Texas City Asserts Congress Is 'Overreaching' on Religion
By Joan Biskupic
Taking up one of the most important religious freedom cases in recent years, Supreme Court justices yesterday expressed serious reservations about whether a 1993 federal law gives churches and their members too much liberty at the expense of local laws.
At issue is the constitutionality of the Religious Freedom Restoration Act, a far-reaching piece of legislation that allows government to infringe on religious practices only if it can prove it has a "compelling interest" in doing so. While state and local officials say the law has interfered with their authority, a broad array of church groups that lobbied for the law and are now trying to keep it on the books say the statute plays a critical role in protecting the free exercise of religions, particularly those out of the mainstream.
Across the country, the new law has been invoked in a variety of ways to protect Jehovah's Witnesses from being subjected to loyalty oaths as a condition of employment, to keep open a church-run soup kitchen, and to allow prisoners to wear religious jewelry. In yesterday's case, the archbishop of San Antonio has sued the city of Boerne, Tex., under the law for refusing to allow a church to expand its historic mission-style church to accommodate its growing congregation. The 1923 church is covered by a city historic preservation law that local officials are trying to enforce.
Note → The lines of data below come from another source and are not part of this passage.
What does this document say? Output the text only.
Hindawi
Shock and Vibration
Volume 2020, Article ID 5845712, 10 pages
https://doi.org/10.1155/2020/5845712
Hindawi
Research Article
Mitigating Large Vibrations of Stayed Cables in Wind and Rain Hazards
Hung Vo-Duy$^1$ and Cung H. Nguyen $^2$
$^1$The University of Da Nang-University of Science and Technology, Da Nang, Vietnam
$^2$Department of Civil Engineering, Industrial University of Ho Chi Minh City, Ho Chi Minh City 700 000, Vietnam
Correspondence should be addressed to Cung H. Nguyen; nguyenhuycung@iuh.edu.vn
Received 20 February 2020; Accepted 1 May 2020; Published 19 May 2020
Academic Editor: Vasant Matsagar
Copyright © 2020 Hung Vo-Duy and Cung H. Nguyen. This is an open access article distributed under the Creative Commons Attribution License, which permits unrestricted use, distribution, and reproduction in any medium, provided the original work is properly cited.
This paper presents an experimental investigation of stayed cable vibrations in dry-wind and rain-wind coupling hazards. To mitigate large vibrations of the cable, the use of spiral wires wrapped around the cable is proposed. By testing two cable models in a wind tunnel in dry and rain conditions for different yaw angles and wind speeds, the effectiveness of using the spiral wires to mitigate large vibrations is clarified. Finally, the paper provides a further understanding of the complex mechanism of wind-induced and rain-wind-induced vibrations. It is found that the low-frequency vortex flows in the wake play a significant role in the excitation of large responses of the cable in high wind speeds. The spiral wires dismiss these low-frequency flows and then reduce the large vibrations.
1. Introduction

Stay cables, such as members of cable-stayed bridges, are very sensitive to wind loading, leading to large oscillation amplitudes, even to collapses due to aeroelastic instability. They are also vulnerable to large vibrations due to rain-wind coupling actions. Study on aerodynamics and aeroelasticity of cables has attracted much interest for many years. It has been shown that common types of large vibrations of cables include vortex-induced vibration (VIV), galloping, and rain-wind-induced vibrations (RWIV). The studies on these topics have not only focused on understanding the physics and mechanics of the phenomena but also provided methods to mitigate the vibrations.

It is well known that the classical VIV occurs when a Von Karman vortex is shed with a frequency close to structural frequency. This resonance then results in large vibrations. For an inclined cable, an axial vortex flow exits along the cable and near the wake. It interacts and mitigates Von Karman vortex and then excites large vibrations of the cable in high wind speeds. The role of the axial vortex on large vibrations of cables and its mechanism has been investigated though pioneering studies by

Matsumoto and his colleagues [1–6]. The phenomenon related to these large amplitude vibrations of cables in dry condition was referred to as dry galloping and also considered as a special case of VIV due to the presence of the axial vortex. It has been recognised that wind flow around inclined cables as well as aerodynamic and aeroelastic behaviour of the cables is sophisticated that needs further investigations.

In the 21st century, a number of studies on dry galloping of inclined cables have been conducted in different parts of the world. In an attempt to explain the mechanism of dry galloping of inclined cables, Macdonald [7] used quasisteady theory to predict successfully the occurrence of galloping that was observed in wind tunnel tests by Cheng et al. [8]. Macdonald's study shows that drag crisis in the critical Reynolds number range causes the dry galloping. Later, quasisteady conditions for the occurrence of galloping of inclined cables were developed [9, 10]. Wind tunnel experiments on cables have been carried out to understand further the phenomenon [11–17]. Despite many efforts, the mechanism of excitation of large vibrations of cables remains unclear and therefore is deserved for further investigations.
Much of the discussion during yesterday's oral arguments focused on whether Congress had the authority to pass the law in the first place, particularly since the high court three years ago upheld laws that infringe on religious practices as long as particular religions were not targeted intentionally.
"This case is not about religious liberty," said Marci A. Hamilton, representing the city of Boerne. "It is about federal power."
Hamilton described the law as the worst of "legislative overreaching" and a "staggering" abuse of federal power.
In some of their queries, Justices Anthony M. Kennedy and Sandra Day O'Connor, whose votes have been key in religion cases, appeared to agree with Hamilton.
Kennedy questioned whether the law was intruding on states' ability to pass laws, whether they involve zoning or criminal justice. He also asked whether the law, which may force local governments to become aware of and involved in religious activities, would ultimately violate the constitutional doctrine requiring separation of church and state.
O'Connor was plainly concerned that the purpose of the law was to overturn the effects of an earlier high court decision and asked whether Congress could also change the court's rules for assessing whether abortion regulations burden a woman's right to end a pregnancy.
On an issue that has concerned state officials, O'Connor suggested the law may invite prisoners to claim they should be able to smoke marijuana as a religious practice.
Representing Archbishop P.F. Flores and the overcrowded St. Peter's Catholic Church, attorney Douglas Laycock told the justices that Congress was properly exercising its power to protect individual rights when it passed the religious freedom law. He compared the religion law to federal voting rights laws that bar discrimination at the polls, even though they go further than prior court rulings.
Solicitor General Walter E. Dellinger, who also defended Congress's power to pass the law, emphasized yesterday that lawmakers were trying to protect minority church groups whose practices may be shunned by the mainstream.